Kampala City Council Authority Traffic Lights Engineer Jacob Byamukama (right) talks while Director Engineering and Technical Services Justus Akankwasa (left) looks on at news conference in Kampala. PHOTO/Kennedy Oryema
Kampala Capital City Authority (KCCA) has revealed that the city will be floods-free by 2019.
According to the newly released Kampala drainage master plan, the authority will prioritize improvement of main channels in the city.
During the rainy seasons in Kampala and locations such as Kyambogo on Jinja Road floods. Other areas that have suffered floods include: Bwaise, Nateete, Nalukolongo, Ndeeba, Katwe, Clock Tower and Namasuba.
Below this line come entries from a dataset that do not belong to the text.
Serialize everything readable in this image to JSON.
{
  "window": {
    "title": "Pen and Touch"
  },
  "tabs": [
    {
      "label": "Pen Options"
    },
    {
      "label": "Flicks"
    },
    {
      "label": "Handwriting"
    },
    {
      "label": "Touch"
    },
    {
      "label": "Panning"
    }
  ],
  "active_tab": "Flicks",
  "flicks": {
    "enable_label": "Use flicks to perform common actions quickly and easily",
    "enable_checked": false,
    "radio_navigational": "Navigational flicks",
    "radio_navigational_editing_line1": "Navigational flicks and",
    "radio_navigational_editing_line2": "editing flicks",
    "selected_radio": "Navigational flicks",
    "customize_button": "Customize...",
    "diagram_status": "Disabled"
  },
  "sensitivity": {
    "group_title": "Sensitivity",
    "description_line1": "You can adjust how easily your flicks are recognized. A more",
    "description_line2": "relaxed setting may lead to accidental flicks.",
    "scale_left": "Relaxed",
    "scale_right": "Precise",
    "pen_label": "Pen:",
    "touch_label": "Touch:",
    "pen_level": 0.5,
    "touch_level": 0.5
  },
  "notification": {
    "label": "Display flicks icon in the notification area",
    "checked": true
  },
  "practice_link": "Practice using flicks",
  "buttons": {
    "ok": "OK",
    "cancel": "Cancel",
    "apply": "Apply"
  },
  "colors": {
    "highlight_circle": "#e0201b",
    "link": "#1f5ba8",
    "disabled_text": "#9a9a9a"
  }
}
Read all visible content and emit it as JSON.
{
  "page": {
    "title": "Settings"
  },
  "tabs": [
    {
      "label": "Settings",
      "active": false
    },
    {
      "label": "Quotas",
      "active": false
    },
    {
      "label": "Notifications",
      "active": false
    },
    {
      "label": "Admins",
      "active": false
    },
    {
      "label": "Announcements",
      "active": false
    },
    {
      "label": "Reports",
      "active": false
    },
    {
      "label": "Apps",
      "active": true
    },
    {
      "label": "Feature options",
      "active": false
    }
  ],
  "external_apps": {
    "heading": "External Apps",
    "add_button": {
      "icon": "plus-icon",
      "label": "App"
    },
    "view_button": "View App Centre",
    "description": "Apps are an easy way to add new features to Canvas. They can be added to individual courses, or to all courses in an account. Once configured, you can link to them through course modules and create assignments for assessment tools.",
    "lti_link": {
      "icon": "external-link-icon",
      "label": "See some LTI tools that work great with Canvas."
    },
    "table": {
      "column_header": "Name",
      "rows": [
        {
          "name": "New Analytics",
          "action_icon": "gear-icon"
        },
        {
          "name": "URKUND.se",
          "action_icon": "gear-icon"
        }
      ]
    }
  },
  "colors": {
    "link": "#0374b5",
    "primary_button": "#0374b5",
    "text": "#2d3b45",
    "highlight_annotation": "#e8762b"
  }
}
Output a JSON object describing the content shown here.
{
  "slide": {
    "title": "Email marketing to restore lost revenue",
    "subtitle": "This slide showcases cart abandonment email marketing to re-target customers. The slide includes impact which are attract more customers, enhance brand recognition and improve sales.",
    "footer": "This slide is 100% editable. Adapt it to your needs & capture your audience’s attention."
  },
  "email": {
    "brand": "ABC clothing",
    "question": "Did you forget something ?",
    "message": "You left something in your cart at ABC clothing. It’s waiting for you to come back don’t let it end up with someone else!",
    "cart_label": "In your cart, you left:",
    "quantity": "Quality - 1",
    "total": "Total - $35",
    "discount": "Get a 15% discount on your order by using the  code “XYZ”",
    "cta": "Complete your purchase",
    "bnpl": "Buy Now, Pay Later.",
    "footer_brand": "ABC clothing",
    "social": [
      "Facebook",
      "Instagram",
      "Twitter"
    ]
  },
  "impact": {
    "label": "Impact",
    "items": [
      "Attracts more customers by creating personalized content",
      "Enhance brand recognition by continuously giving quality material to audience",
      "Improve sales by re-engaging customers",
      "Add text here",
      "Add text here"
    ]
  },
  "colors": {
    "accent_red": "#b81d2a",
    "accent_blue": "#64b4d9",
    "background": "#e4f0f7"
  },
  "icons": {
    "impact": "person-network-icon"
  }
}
The acting director engineering and technical services, Justus Akankwasa, told a news conference in Kampala on Wednesday that designs for the all drainage channels are ready and construction would commence in February.
"The current drainage plan of the city was done in 2013 and it was outdated due to the increasing pressure from the growing population. The new plan is aimed at capturing the flood blackspots," he said.
He noted in the new master plan, the authority will focus on spots including Nalukolongo, Kinawataka, Kyambogo, Lugogo, Kansanga and Lubigi.
"These are the areas that have been a problem to the people of Kampala whenever it rained. With this new plan, there will be no floods in city," he said.
Charles Tumwebuze, the project coordinator said some of the roadside drains would be widened to provide easy passage of water.
"Property developers are advised that during construction should leave required unpaved surface on their plots to pave way for drainage construction," he advised.
Tumwebaze noted that the plan is under the second phase of Kampala Institutional and Infrastructure Development Project II (KIIDP II) that seeks to enhance infrastructure and institutional capacity of KCCA and improve urban mobility for inclusive economic growth.
"There are two components to the project, the first component being city wide road infrastructure and associated development support," he added.
He also noted that the second component is institutional and systems development support.